Pour y remédier, le gouvernement chinois impose à partir du 1er janvier 2026 une licence d’exportation obligatoire pour vendre des véhicules électriques hors de Chine. Cette mesure a pour objectif d’empêcher que des véhicules de mauvaise qualité, parfois même d’occasion et vendus par des exportateurs non autorisés, ne soient proposés sans service après-vente. Les consommateurs pourront ainsi bénéficier d’un suivi officiel durant la période de garantie légale de deux ans et d’une meilleure disponibilité des pièces détachées, réduisant le risque d’immobilisations prolongées.
Même les marques déjà bien implantées, comme MG, ont parfois souffert de délais trop longs pour obtenir des pièces de rechange, un problème qui affecte la perception globale de fiabilité des voitures chinoises. Avec cette réforme, la Chine entend professionnaliser ses exportations, garantir un service après-vente de qualité et renforcer la crédibilité de ses constructeurs sur les marchés étrangers.

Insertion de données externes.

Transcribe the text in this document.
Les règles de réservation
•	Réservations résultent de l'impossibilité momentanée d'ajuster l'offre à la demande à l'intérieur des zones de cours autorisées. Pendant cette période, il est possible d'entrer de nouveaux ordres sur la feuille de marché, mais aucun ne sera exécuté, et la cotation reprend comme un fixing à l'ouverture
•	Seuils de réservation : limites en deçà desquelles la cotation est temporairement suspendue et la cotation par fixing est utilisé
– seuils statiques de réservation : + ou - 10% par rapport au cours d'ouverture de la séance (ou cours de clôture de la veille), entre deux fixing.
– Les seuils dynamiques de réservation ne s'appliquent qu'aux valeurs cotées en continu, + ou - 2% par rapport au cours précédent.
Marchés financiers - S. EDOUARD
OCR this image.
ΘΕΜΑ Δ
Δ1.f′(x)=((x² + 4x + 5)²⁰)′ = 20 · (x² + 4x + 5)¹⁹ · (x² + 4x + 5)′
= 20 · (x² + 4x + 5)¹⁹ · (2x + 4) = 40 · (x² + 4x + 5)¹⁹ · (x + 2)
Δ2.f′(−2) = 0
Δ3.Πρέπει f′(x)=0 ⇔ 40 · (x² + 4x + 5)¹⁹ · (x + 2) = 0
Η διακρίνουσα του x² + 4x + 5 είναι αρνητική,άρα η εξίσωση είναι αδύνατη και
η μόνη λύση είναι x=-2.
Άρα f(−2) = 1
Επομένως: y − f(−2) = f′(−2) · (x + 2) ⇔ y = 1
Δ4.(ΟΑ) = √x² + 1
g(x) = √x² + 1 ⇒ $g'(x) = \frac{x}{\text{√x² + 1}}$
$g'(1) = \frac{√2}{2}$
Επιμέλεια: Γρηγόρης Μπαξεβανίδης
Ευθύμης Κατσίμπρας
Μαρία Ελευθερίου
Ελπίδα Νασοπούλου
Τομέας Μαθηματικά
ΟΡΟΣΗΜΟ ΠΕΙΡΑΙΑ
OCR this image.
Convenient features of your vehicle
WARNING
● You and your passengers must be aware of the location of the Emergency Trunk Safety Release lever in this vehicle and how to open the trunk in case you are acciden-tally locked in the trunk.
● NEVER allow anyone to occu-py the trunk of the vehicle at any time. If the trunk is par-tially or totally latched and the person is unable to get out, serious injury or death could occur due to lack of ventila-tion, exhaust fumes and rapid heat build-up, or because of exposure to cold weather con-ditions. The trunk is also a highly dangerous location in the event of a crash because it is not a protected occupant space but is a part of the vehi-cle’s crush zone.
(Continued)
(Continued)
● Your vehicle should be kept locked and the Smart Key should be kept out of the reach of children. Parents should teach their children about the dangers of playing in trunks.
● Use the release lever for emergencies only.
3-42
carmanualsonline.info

L’enjeu est également économique. En filtrant les exportateurs et en imposant des standards stricts, le gouvernement cherche à protéger ses « champions locaux », comme BYD, qui investit massivement en Europe avec des usines en Hongrie et en Turquie. Ces investissements colossaux nécessitent que les ventes décollent rapidement, sans être freinées par une concurrence déloyale ou des critiques liées à la mauvaise réputation de l’ensemble de la production chinoise.
Cette réforme montre que pour la Chine, produire des voitures performantes ne suffit plus : il est désormais crucial de convaincre les clients étrangers de la fiabilité, de la qualité et du sérieux du service après-vente, afin de tourner définitivement la page d’une mauvaise réputation qui entache encore l’image de ses voitures électriques à travers le monde.